Il materiale grezzo acquisito viene distillato e ricomposto secondo uno schema compositivo determinato, talvolta con l’intervento di strumenti musicali. Il suono che ne deriva corrisponde, nell’esperienza dell’ascolto dal vivo, a un’immersione integrale nell’essenza della materia stessa da cui è originato.
L’ascolto collettivo, concentrato e attento, enfatizza la ritualità della dimensione performativa. Whetham si muove tra il pubblico disponendo microfoni e casse che riproducono i suoni dal vivo, come se l’ambiente e le interazioni tra i presenti fossero essi stessi strumenti da suonare. Un “qui ed ora” che determina una nuova consapevolezza della percezione sonora.

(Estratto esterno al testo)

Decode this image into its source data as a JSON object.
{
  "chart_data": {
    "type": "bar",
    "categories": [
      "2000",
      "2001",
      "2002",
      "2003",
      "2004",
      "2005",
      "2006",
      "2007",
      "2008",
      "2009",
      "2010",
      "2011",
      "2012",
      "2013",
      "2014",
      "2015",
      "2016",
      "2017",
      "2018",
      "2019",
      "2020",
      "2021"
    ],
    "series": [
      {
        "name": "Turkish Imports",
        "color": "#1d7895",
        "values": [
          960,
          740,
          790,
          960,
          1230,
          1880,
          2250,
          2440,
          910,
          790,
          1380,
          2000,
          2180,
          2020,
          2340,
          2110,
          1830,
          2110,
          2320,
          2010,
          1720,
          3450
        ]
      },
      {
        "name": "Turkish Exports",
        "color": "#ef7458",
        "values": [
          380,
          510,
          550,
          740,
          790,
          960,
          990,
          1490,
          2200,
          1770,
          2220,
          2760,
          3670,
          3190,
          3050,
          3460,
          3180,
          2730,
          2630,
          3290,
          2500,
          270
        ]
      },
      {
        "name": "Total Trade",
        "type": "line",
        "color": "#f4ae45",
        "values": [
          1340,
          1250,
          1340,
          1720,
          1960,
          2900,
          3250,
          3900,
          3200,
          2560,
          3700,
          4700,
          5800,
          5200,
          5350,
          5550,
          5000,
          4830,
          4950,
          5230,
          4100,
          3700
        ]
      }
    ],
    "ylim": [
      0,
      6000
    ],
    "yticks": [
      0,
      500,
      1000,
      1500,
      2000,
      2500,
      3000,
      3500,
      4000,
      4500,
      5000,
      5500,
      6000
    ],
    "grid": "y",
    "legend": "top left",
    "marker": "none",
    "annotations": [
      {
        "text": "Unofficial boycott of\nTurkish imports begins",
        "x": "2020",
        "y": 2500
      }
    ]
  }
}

E in effetti è questo il senso della ricerca che Whetham ha intrapreso, ormai da tempo. Una pratica quotidiana che mette in gioco l’esplorazione di sonorità nascoste, l’invenzione di tecniche per acquisirle, la riflessione compositiva e l’interazione con altri artisti e musicisti in un dialogo che si evolve, alla scoperta di un universo sonoro che è anche memoria collettiva. Perché il silenzio, in realtà, non esiste.